Até aqui, praticamente, nada falei do redesign. Mas vamos lá.

A aparência externa é obviamente boa: onde quer que andássemos, a reação dos passantes era uma só: torcicolo. O bicho é enorme, parece grande, mas não tanto; aquelas janelas traseiras maiores do que as das portas certamente ajudam bastante neste sentido. A pintura em dois tons ajuda a reduzir a altura aparente, esses dois artifícios estilísticos trazendo os formidáveis volumes desse carro a limites perfeitamente aceitáveis pelo comum dos mortais.

Internamente, "nosso" Blazer 4 tinha tudo que a transformadora pode oferecer - ou quase. Mas anotamos alguns problemas:

- A aeração é precária, apesar do ar-condicionado (com exceção dos chamados "carros mundiais", todos os outros nossos veículos apresentam o mesmo problema). A razão é simples: falta de saída de ar;

- o teto solar dianteiro: feito para carros mais comuns, revela-se ridiculamente pequeno num carro com quase dois metros de largura e seis de comprimento. Ajuda, por exemplo, a ventilar os bancos dianteiros, mas contribui tremendamente para diminuir a aeração dos compartimentos central e traseiro (lembre-se, esse carro tem três filas de bancos);

- os vidros laterais traseiros, os tais que dão ao carro impressão de ser menor do que é, são fixos. Concordo que são imensos, portanto não facilmente rebaixáveis ou basculáveis - mas eles são fonte fundamental do problema da aeração;

- os bancos dianteiros são ótimos e estão corretamente posicionados; mas os das segunda e terceira filas vão perdendo altura ao piso do veículo, tornando sua ocupação penosa para as pessoas de pernas longas.

O problema de aeração pode ser resolvido de maneira mais ou menos simples: primeiro, com a adoção de um bom aparelho de ar-condicionado; e, segundo, com a adoção de pelo menos dois tetos solares, sobre as duas filas de trás de bancos, para serem abertos ou fechados de acordo com as conveniências de seus ocupantes.

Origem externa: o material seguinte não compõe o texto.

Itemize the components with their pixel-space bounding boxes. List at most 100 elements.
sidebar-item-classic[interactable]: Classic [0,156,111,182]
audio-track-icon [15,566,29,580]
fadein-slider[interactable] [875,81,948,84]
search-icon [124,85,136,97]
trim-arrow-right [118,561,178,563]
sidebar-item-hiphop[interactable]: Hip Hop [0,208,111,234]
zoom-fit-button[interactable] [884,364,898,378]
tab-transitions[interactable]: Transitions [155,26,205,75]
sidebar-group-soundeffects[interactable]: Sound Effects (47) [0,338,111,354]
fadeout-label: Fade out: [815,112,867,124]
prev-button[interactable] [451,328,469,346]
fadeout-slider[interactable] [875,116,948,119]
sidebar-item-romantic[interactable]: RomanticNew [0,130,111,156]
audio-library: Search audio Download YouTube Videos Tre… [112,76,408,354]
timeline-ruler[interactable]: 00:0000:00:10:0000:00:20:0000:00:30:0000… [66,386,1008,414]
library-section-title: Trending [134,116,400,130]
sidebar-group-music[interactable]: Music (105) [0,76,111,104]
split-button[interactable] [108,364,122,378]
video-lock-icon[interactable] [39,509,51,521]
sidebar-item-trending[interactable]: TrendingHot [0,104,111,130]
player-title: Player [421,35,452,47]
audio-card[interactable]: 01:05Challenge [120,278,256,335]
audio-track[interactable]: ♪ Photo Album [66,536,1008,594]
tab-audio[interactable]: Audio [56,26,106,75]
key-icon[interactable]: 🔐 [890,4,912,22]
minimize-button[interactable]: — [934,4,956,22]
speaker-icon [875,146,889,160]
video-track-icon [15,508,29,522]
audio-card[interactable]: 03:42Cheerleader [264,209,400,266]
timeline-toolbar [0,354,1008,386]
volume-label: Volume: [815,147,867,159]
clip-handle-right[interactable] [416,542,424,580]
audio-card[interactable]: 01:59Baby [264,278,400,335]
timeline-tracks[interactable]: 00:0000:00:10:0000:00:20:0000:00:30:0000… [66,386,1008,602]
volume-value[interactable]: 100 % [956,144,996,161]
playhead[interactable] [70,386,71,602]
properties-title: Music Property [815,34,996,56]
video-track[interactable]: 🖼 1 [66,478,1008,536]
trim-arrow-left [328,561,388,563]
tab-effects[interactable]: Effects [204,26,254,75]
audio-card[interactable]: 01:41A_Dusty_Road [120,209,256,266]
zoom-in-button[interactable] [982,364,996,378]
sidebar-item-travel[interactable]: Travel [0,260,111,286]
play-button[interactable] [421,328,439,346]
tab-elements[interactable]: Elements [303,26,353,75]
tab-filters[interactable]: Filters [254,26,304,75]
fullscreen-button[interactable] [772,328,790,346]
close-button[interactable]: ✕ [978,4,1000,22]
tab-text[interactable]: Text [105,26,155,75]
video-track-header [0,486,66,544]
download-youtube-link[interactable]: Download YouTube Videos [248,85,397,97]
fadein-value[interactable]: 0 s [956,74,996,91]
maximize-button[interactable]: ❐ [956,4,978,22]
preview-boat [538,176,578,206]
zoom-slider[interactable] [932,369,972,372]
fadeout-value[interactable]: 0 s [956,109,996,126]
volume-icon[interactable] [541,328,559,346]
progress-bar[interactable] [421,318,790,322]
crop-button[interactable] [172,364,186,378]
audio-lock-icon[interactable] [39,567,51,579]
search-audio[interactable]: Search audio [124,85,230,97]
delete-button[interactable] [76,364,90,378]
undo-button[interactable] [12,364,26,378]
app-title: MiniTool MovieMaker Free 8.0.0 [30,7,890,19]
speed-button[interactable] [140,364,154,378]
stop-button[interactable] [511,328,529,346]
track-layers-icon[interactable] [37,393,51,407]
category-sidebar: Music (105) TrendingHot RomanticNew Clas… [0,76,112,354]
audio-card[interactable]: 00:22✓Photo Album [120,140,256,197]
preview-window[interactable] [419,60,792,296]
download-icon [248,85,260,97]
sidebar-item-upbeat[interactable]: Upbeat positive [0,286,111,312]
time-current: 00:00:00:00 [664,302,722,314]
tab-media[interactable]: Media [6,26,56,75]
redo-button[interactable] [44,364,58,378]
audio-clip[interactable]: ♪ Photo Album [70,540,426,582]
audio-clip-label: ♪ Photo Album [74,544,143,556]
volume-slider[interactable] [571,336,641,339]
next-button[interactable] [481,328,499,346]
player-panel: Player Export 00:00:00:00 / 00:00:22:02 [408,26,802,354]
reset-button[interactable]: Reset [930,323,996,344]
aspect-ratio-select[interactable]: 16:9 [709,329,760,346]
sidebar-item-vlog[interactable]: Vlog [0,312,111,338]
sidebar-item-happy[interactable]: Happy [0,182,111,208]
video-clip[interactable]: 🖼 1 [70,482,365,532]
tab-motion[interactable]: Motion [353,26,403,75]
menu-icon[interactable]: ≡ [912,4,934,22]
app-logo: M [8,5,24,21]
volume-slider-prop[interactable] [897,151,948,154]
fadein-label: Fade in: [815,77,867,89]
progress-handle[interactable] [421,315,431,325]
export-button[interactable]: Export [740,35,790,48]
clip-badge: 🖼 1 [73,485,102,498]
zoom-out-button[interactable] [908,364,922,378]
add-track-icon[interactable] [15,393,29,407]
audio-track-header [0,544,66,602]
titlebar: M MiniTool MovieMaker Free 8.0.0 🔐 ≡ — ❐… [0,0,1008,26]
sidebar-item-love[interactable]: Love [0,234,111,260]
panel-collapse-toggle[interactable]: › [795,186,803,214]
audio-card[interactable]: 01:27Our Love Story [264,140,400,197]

O problema da altura dos assentos centrais e traseiros já é muito mais difícil de ser resolvido, pois exige um novo painel de piso, e, muito provavelmente, uma nova suspensão traseira com molas helicoidais - algo que só a própria GM provavelmente fará quando lançar (é provável) sua Suburban nacional.

Outras coisas que faria, se tivesse um? Troca dos três espelhos retrovisores por outros melhores (externos, por azulados antibrilho), maiores (interno, que é pequeno demais) e mais bem-montados (externos).

Mais uma vez, um exemplo de que, para família grande, agora só resta o recurso às transformadoras - e elas não se estão fazendo de rogadas.